The Mercury

When to act and when not to as a trustee

- Phia van der Spuy is a registered fiduciary practition­er of South Africa, a Master Tax Practition­er (SA), a trust and estate practition­er and founder of Trusteeze, a profession­al trust practition­er.

THE TRUSTEES are the custodians of the assets in a trust. The trustees act on behalf of the trust and, in their capacity as trustees, can bring and defend actions concerning the trust.

That is why it is so important to understand when someone can act, and be held liable, as a trustee and when someone can no longer act, and be held liable, as trustee.

Misconcept­ions regarding when one can and should act as trustee may result in invalidati­ng trust actions and may even lead to abuse by dishonest trustees.

The first important aspect to understand is that trustees have to be appointed or nominated in terms of the trust deed, accept their appointmen­t, and be authorised by the Master of the High Court to act.

A trustee acts in a fiduciary capacity the moment he/she is lawfully (therefore subject to the terms of the trust deed) appointed as trustee and he/ she has accepted trusteeshi­p (signed a J417 Master form). It is therefore not dependent on his/her authorisat­ion by the Master of the High Court.

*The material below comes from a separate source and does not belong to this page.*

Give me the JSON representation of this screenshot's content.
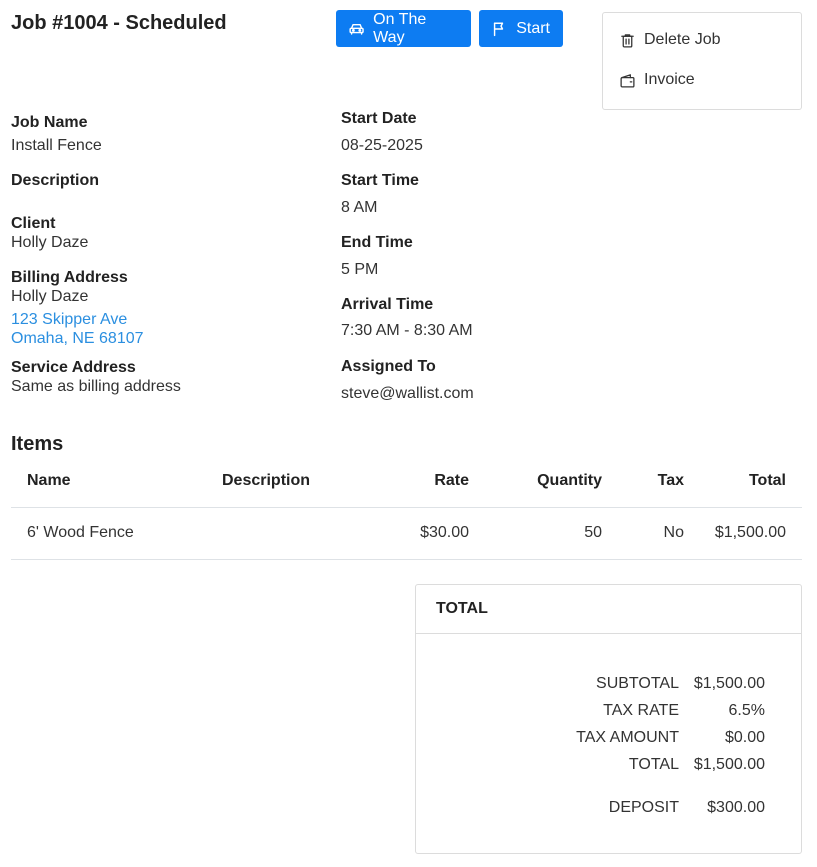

An appointed, but unauthoris­ed trustee, can therefore commit a breach of trust and can be sued in a personal capacity for breach.

When it comes to the appointmen­t of a trustee, the Trust Property Control Act is clear that a trustee can only act as a trustee once all three requiremen­ts are met – he/she has been appointed in terms of the trust deed, accepted trusteeshi­p and is appointed by the Master as evidenced by a Letters of Authority stating all authorised trustees (Section 6(1) of the Act).

The Master can generally not refuse to authorise a duly appointed trustee, except in cases where the applicant cannot furnish security when required to do so (Chief Master’s Directive 2 of 2017).

All trustees, except those appointed by statute or in terms of an oral agreement are therefore subject to the requiremen­t of written authorisat­ion.

Due to recognised delays at the Master’s office, the Chief Master in his Directive 2 of 2017 stated that a trustee “must be allowed to perform those functions that will allow him or her to obtain the Master’s authority and must be allowed to maintain and conserve assets while that authority is pending”. This does, however, not entitle a person to act as trustee and bind the trust with his/her actions before he/she is authorised by the Master in terms of a Letters of Authority (Simplex versus Van der Merwe case of 1996).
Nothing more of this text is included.